AAAI Conference 2026 Conference Paper
AR-Nav Benchmark: Augmented Reality Navigation with Vision and Language
- Liqi Yan
- Yihao Wu
- Chenyi Xu
- Chao Yang
- Jianhui Zhang
- Pan Li
Augmented Reality (AR) navigation has emerged as a transformative tool for spatial intelligence, enabling users to interactively explore complex environments through wearable and mobile AR devices. However, current AR navigation systems struggle with low indoor localization accuracy, weak semantic understanding, and limited long-term memory, which severely limits their adaptability in dynamic, multi-floor, and large-scale real-world settings. To address these challenges, we present AR-Nav benchmark, a novel dataset with corresponding suite that leverages vision and language for AR navigation.
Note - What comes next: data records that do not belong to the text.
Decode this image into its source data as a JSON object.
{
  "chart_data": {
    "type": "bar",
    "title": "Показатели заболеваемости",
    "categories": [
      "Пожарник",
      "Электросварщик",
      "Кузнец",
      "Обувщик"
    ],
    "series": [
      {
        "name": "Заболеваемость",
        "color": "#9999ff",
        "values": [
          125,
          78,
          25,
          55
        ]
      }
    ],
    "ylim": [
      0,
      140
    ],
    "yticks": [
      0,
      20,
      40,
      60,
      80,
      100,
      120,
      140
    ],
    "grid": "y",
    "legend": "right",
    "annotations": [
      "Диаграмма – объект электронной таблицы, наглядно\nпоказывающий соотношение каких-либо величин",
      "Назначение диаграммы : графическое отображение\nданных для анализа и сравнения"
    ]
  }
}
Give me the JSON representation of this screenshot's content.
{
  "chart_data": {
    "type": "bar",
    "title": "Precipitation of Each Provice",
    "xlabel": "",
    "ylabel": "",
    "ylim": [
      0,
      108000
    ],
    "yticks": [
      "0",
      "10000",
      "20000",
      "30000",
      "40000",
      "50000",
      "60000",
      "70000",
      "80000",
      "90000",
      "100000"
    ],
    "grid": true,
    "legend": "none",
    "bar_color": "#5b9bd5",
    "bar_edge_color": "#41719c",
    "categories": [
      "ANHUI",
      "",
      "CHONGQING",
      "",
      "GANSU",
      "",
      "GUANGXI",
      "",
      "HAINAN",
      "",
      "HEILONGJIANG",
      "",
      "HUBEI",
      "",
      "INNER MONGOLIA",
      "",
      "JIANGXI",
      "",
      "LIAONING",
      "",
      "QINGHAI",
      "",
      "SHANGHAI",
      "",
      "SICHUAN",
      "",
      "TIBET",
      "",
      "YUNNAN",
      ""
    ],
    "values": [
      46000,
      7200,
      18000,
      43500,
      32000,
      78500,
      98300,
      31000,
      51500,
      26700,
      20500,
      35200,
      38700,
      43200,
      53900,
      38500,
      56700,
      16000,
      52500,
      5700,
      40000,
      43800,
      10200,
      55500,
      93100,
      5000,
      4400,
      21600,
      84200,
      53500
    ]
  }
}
First, to construct this benchmark, we proposed an Augmented Reality Visual-Language Memory Model (AR‑VLM²), which generates structured, semantically rich, and temporally indexed representations for long-term AR navigation. Second, we design a lightweight navigation intent recommending module with hierarchical topological reasoning and language-grounded path planning, called ARN‑Pilot, enabling low-latency and personalized route selection. Third, we introduce a closed-loop AR interaction module that supports real-time multi-modal feedback, dynamic memory updates, and human-in-the-loop query refinement. Extensive experiments in indoor multi-floor and outdoor parking scenarios show that AR-Nav suite significantly outperforms state-of-the-art AR navigation methods.